A Parking Lot Landfill: We Can Do Better


Zane Roush, Head Writer

What creates an appealing school environment? Is it songs on the intercom on Fridays? Is it assemblies featuring student-athletes and top-tier scholars alike? Is it walking through the parking lot, seeing discarded nicotine products and the litter from dozens of students’ lunch-break fast food runs? If you’re like me, the image of the last doesn’t sound like a place you want to spend your days. Despite this shared opinion, our school parking lot is appalling. It is hard to park my car without hearing the crunch of soda cans being crushed and stepping out into a three-day-old DQ blizzard. There are so many issues with this, I almost don’t know where to begin.

I guess a good place to start is how it looks. The parking lot is the first thing you see arriving at the school; it is the first impression parents and visitors have of our school. If the abhorrent parking jobs aren’t enough to turn their noses, then they see McDonald’s wrappers, cartons from someone’s chicken strips, and empty Juul pods littered across the blacktop. This is immensely unsightly, and doesn’t give the impression of well-maintained grounds or responsible teens.

The fact that it is teenagers committing this offense is even worse. We learn from a very young age that littering is bad. Our kindergarten teachers drove home the idea that given the opportunity to choose between leaving your mess or being a responsible caretaker of your environment and throwing away your trash, you should throw away your trash. The first graders that I occasionally work with seem to understand this better than most of the 11th graders at our school. Why is this? I honestly have no clue. It is so incredibly easy to carry your trash 50 feet out of your way to the dumpsters provided to prevent this exact issue, or even to put it into the trash can creatively placed next to each major entrance.The next time you have trash, try it out. See how easy it is to properly dispose of, and how it makes you feel to know that you are helping to keep your school clean.

What’s next? How about the seagulls. Believe it or not, Helena High has acquired its very own flock of resident seagulls. They aren’t attracted to the pond that forms by the gym each spring, but by the seagull version of an all-you-can-eat buffet that occurs at lunch time each day. Not only do we have to worry about the smaller freshmen (and seniors) being carried away by a horde of seagulls, but the aerial bombardment that takes place until the seagulls have gotten their fill. Typically the only damage is pooped-on windshields, but I know several unlucky souls who got struck on the head or shoulders. I shouldn’t even have to back this one up. It’s NASTY.
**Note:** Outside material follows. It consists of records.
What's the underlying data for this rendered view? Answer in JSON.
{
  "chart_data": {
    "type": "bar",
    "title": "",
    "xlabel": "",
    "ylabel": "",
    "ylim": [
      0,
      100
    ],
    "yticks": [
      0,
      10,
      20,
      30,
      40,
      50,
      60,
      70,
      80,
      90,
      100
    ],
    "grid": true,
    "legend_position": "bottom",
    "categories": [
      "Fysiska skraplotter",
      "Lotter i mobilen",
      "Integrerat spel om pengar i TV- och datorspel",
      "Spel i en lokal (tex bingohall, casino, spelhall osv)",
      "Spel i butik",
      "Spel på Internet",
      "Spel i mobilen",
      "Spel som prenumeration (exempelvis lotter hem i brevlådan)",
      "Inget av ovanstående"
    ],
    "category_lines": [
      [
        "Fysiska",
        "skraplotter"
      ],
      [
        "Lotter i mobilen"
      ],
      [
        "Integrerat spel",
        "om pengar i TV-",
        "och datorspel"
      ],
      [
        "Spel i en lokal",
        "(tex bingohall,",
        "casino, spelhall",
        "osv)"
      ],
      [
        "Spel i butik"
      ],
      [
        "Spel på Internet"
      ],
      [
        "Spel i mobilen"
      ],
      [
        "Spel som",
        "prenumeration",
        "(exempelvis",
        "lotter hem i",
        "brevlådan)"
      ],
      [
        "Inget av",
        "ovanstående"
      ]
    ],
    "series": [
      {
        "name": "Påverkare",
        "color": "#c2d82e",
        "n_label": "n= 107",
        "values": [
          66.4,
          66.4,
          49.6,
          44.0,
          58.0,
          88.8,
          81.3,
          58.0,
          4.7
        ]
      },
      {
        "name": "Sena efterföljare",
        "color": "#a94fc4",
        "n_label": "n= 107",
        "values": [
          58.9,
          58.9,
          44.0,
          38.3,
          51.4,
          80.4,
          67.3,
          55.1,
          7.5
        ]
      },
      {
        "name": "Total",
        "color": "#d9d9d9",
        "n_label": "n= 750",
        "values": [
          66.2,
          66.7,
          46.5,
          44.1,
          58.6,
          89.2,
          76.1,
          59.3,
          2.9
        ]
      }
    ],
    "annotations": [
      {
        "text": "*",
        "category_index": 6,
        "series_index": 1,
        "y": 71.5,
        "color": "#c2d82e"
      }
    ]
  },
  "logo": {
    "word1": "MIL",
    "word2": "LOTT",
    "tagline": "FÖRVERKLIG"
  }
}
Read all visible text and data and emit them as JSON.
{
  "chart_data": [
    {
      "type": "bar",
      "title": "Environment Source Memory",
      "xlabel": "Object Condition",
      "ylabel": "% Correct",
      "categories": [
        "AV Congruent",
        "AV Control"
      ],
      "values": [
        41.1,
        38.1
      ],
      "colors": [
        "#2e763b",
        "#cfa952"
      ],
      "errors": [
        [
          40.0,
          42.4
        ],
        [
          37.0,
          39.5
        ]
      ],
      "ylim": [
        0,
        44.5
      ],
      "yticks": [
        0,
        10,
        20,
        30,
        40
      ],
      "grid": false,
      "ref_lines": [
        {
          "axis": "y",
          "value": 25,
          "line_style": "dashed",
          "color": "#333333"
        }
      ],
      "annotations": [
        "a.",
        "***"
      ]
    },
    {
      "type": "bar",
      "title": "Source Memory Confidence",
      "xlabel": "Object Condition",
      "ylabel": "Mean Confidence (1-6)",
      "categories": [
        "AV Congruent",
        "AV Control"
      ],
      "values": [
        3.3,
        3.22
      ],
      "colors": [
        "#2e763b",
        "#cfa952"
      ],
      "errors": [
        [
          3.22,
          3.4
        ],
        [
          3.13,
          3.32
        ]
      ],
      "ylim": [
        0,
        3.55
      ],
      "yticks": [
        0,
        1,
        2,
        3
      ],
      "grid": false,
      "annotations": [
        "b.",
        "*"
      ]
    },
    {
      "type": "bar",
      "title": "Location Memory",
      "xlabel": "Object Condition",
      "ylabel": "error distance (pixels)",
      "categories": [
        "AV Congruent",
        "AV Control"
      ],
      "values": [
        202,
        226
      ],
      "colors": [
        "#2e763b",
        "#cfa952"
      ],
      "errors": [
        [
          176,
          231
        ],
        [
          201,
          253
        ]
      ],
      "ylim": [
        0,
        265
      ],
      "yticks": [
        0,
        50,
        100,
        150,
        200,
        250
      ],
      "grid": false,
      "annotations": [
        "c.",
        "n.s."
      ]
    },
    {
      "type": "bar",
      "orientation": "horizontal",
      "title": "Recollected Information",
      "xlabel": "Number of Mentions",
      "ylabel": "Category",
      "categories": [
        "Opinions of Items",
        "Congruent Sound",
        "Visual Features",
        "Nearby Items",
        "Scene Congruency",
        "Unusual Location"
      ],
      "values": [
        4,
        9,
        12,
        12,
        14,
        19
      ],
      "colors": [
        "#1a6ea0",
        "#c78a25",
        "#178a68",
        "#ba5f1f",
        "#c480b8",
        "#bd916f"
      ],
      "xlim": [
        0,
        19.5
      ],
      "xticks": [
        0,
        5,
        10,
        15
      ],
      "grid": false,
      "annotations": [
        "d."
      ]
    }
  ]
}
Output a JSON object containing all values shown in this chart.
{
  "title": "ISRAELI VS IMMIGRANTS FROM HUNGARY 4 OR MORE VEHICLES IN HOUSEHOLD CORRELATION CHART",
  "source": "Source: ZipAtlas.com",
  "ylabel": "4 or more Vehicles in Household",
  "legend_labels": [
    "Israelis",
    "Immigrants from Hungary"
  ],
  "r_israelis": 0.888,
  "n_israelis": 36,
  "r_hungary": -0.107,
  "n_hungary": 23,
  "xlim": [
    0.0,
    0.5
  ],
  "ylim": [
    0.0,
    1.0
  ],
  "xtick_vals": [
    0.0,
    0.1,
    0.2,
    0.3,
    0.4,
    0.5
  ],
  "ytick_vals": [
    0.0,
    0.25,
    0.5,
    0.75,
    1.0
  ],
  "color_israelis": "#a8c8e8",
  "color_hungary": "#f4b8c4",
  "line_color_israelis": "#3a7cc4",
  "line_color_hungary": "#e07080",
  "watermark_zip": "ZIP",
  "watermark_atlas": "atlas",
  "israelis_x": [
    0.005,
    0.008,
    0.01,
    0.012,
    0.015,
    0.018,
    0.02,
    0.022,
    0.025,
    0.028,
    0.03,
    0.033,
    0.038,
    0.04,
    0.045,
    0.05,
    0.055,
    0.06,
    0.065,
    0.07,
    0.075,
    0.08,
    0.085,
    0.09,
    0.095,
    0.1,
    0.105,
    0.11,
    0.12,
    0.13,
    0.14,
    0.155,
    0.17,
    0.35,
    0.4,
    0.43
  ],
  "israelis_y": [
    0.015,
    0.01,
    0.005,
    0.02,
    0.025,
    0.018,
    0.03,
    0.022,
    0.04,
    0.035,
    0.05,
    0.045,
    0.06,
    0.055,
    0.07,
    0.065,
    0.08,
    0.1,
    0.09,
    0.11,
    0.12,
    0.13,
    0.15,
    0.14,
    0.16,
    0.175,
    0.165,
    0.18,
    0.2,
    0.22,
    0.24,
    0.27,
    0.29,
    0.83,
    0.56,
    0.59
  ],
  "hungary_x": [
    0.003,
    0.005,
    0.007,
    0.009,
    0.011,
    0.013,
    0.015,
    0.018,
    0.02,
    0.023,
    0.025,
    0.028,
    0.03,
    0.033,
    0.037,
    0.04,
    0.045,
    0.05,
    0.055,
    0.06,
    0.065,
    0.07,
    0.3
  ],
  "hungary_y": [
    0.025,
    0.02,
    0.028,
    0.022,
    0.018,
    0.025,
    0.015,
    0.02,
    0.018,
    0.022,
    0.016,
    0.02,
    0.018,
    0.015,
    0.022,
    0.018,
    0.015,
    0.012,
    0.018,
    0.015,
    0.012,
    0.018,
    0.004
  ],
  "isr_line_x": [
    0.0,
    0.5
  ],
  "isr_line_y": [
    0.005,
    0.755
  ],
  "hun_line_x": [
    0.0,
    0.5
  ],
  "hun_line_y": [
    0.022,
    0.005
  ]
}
The biggest issue with our propensity for leaving our trash is slightly less comedic than seagulls. In fact, it is really serious. When the students of our school leave messes without a care in the world, it shows a complete lack of respect for the people tasked with maintaining the school grounds, and for the school itself. Our janitorial staff and maintenance workers spend lots of time on the upkeep of our school and its grounds. There’s a lot to be done, and a limited day-time staff. They can’t spend every second in the parking lot picking up plastic bag tumbleweeds. Proponents of littering (I wasn’t sure that existed until I had to park in yellow lot) will say that the maintenance folks get paid to clean, and therefore it’s ok, but it is more than just disrespect to them. It is disrespectful towards the school. This is a place of learning, of people taking time to help others grow. When you leave your rubbish, it’s effectively a middle finger to the school. It says that you don’t care enough to do a small task to better the environment for yourself or the 1600 other people that occupy the school.

With the maintenance crew only being able to do so much, some student clubs, like Mrs. Van Alstyne’s Green Group, have taken it upon themselves to right this issue. The improvement to the feel of the parking lot is incredible after they have gone through, but the victory is short-lived; by the next day their impact is almost unrecognizable. To keep Helena High clean, we must all work together. You don’t have to love school. You don’t have to love nature. But the least you can do is pick up 10 pieces of trash on your way back to class after lunch. It’s an easy task, and an amazing way to make an impact.